Le parcours de soins  coordonnés, au départ de  sa demande ou  plus probablement   celle de son entourage, suivie de plusieurs consultations du médecin de famille, (oups !) du médecin référent,  a abouti à l’absolue nécessité de  l’hospitaliser,  la poser  là, dans l’aile Ouest de l’unité de soins gérontologiques. Drôle de logique en effet.

 

Clémentine a perdu la tête, c’est ce qui se dit, ce qui s’écrit dans le DSI. En vérité elle a retrouvé celle de ses vingt ans. Une tête pleine d’amour et de chansons, d’odeurs et de saveurs pas encore corrompues par les hydrocarbures et autres exhausteurs de goût. Clémentine a 92 ans mais en a oublié les tourments. Elle est repartie au temps où tout allait au ralenti. Voilà pourquoi elle reste si calme malgré ce qui se passe autour. Le bruit des chariots à linge, à repas,  de soin, d’urgence. Tout ce monde qui s’affaire pour elle et les autres plus ou moins las, fatigués d’une vie qui risque de s’arrêter ici ou pas très loin.

 

J’ai lu toute son histoire, toute sa vie en accéléré. Quelques lignes dans un dossier. Son métier, sa famille, ses enfants, ses maladies, qui disent oui, qui disent non  comme l’horloge d’argent de Brel. Quelques mots  tentant d’expliquer ce qui arrive  aujourd’hui, Clémentine a vieilli.

 

C’est ma première année d’école d’infirmier  et je dois exposer tout ça à une monitrice que je ne connais pas venue exprès pour moi, pour ma première évaluation. Bla bla bla. Me voilà parti pour une tentative de récit court des aventures de Clémentine. Pourquoi faut-il la surveiller, éviter qu’elle ne s’échappe, ne s’égare alors que si loin elle est déjà partie. Bla bla bla. Les minutes passent. Clémentine attend dans sa chambre, je dois lui faire son lit. L’heure tourne, je ne peux m’empêcher de donner de la vie à son existence, de décoder ce qui se passe ici faute d’ailleurs possible.

 

Nous sommes invisibles et Clémentine chantonne tranquillement.

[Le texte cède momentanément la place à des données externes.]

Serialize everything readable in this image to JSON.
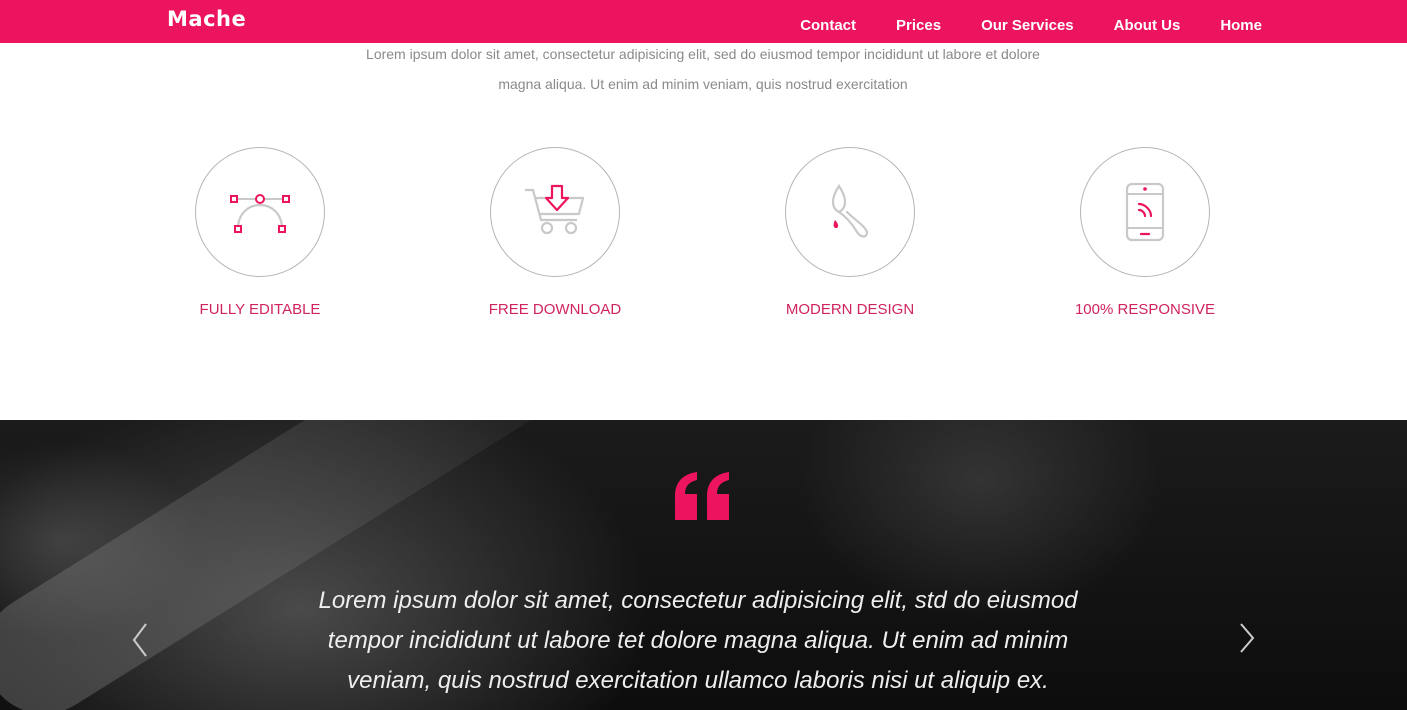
{
  "brand": {
    "name": "Mache"
  },
  "nav": {
    "items": [
      {
        "label": "Contact"
      },
      {
        "label": "Prices"
      },
      {
        "label": "Our Services"
      },
      {
        "label": "About Us"
      },
      {
        "label": "Home"
      }
    ]
  },
  "intro": {
    "text": "Lorem ipsum dolor sit amet, consectetur adipisicing elit, sed do eiusmod tempor incididunt ut labore et dolore magna aliqua. Ut enim ad minim veniam, quis nostrud exercitation"
  },
  "features": [
    {
      "label": "FULLY EDITABLE",
      "icon": "bezier-curve-icon"
    },
    {
      "label": "FREE DOWNLOAD",
      "icon": "cart-download-icon"
    },
    {
      "label": "MODERN DESIGN",
      "icon": "paint-brush-icon"
    },
    {
      "label": "100% RESPONSIVE",
      "icon": "mobile-phone-icon"
    }
  ],
  "testimonial": {
    "quote": "Lorem ipsum dolor sit amet, consectetur adipisicing elit, std do eiusmod tempor incididunt ut labore tet dolore magna aliqua. Ut enim ad minim veniam, quis nostrud exercitation ullamco laboris nisi ut aliquip ex.",
    "quote_icon": "quote-icon",
    "prev_icon": "chevron-left-icon",
    "next_icon": "chevron-right-icon"
  },
  "colors": {
    "accent": "#ec145f",
    "feature_label": "#d0245e",
    "body_text": "#8a8a8a"
  }
}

Quelques gestes sûrs, elle fait son lit comme elle l’a toujours fait jusqu’à son arrivée dans l’aile Ouest de l’unité de soins gérontologique.  Son regard fixe, turquoise et ce léger sourire persistant au coin des lèvres ne laissant aucun doute quant  à son plaisir d’antan à s’occuper de ses enfants, de préparer leur chambre, de préparer leur nuit.

 

Clémentine fait son lit seule.  Mon argumentaire coule, ma  démarche de soin prend l’eau. Elle demande à être sérieusement réévaluée. Clémentine fait son lit parce qu’il est évident qu’à cette heure il n’est pas concevable qu’il en soit autrement. Clémentine est orientée dans l’espace et le temps même s’ils appartiennent comme elle à  une autre époque.